Humala’s party won the largest number of seats in Congress in April 9 elections, evidence that Chavez’s anti-American agenda remains influential in Peru. He won in 14 of Peru’s 24 states on Sunday, giving him a power base in the country’s poorest regions that could handcuff Garcia initiatives.
“Ollanta Humala will continue to be a formidable opponent for Garcia,” Lauer said.
Humala (aged 43) has vowed not to let his election loss halt his “grand transformation” of the country.
“We have managed to awaken the Peruvian people’s awareness,” he told supporters at his campaign headquarters. “In only one year we have constructed a movement that changed the political map of the country and created a new political agenda that gives priority to the real problems of most Peruvian families.”

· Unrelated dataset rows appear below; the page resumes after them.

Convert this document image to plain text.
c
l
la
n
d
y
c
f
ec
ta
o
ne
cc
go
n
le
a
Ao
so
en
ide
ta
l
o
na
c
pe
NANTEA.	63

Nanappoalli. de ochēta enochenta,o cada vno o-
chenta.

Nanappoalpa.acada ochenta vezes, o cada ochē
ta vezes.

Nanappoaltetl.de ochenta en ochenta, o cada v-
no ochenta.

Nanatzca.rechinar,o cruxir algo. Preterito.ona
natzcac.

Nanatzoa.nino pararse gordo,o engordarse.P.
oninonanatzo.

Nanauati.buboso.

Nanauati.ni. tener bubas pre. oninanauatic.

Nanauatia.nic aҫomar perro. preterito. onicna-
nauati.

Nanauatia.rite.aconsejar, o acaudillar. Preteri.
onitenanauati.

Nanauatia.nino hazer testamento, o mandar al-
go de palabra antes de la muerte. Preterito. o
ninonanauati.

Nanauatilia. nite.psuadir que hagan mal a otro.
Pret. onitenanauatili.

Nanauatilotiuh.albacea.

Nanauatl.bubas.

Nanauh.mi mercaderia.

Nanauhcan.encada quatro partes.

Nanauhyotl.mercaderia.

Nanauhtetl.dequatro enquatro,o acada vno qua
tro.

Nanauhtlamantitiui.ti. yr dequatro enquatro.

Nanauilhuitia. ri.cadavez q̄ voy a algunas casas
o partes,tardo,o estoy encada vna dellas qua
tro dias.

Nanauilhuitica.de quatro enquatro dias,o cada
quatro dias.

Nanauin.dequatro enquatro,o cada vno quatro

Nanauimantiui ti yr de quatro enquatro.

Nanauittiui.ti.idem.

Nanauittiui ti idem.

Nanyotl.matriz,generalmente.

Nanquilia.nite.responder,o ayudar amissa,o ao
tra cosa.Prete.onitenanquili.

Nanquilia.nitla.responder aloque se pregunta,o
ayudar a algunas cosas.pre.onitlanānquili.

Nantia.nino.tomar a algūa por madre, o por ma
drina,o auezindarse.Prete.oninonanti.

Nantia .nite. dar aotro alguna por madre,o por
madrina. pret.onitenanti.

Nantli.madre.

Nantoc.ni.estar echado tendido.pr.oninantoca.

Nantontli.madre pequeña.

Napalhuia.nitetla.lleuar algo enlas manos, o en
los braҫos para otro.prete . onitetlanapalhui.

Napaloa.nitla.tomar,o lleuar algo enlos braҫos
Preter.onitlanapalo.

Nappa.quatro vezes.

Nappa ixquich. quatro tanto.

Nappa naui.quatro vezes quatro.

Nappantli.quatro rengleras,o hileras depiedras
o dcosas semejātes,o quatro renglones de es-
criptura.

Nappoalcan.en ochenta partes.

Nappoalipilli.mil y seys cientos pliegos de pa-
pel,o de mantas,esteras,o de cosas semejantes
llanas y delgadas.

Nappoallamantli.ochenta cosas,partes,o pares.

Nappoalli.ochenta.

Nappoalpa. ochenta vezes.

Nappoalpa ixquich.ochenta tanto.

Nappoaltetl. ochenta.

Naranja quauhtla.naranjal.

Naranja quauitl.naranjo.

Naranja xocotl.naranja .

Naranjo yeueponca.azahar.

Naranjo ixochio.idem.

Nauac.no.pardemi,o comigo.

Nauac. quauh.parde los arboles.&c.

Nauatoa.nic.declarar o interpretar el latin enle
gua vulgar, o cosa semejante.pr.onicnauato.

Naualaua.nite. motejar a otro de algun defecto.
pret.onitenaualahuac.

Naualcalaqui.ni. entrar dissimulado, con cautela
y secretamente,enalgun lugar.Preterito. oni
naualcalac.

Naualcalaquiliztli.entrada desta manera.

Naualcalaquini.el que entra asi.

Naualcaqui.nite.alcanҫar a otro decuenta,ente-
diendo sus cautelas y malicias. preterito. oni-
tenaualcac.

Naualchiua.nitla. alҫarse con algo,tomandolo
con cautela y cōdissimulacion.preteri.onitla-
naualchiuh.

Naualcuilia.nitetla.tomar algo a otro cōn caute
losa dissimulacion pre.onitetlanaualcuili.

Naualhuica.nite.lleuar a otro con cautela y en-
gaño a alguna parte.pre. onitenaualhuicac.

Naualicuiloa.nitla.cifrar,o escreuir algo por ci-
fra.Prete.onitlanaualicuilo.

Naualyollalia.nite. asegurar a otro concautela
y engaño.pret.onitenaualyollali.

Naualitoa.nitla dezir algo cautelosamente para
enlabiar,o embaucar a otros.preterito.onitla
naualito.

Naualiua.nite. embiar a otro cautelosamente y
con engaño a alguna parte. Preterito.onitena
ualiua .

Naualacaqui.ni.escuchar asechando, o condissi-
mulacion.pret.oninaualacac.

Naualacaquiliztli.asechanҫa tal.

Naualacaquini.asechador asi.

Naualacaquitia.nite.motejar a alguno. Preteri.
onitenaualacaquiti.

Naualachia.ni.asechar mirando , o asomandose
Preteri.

Chavez may continue to try to influence events in Peru, said former US Ambassador to Peru Dennis Jett, who directs the University of Florida’s Latin America studies programme.
“Chavez has no constraints – he has the money, he has the ambition,” Jett said.
“And if imitation is the highest form of flattery, if you can create imitators, then you flatter yourself,” Jet added. “That is, I think, what he’s trying to do: demonstrate his model works not only in Venezuela, but also in Bolivia and, by extension, in Peru and other places.”
Sunday’s runoff vote in South America’s third-largest country comes amid a contest for ideological pre-eminence in Latin America – between moderate-left, market-friendly leaders such as those in Brazil and Chile, and anti-American, populist leftists with authoritarian tendencies such as Venezuela's and Bolivia’s.
The leftward trend largely grew out of disenchantment with free-market capitalism, which mostly failed to reduce poverty in the region.
Colombia’s re-election of President Alvaro Uribe in late May was a big win for conservatism, while Mexican leftist Andres Manuel Lopez Obrador is running neck-and-neck with conservative Felipe Calderon.
Chavez thrust himself into the Peru race by enthusiastically endorsing Humala and trading insults with Garcia, calling him “a thief for real, a demagogue, a liar”. Garcia adroitly turned the race into a referendum on the Chavez factor, depicting Humala as an aspiring authoritarian Chavez copycat.
Speaking on Sunday night, Garcia said Chavez “should understand that Peru has told him no to international interference”.
Peru’s outgoing president, Alejandro Toledo, also rallied against the Venezuelan strongman. His government sought hemispheric support yesterday for a formal complaint against Chavez’s “meddling” in the election during a meeting of Organisations of American States foreign ministers in the Dominican Republic.
Articulate, charismatic and strong-willed, Garcia seemed to be looking forward to taking on Chavez in the region’s political arena.
“In Latin America, there was no leader who was confronting Hugo Chavez,” Jorge del Castillo, secretary-general of Garcia’s Aprista Party, said Monday. ”Now there is one.”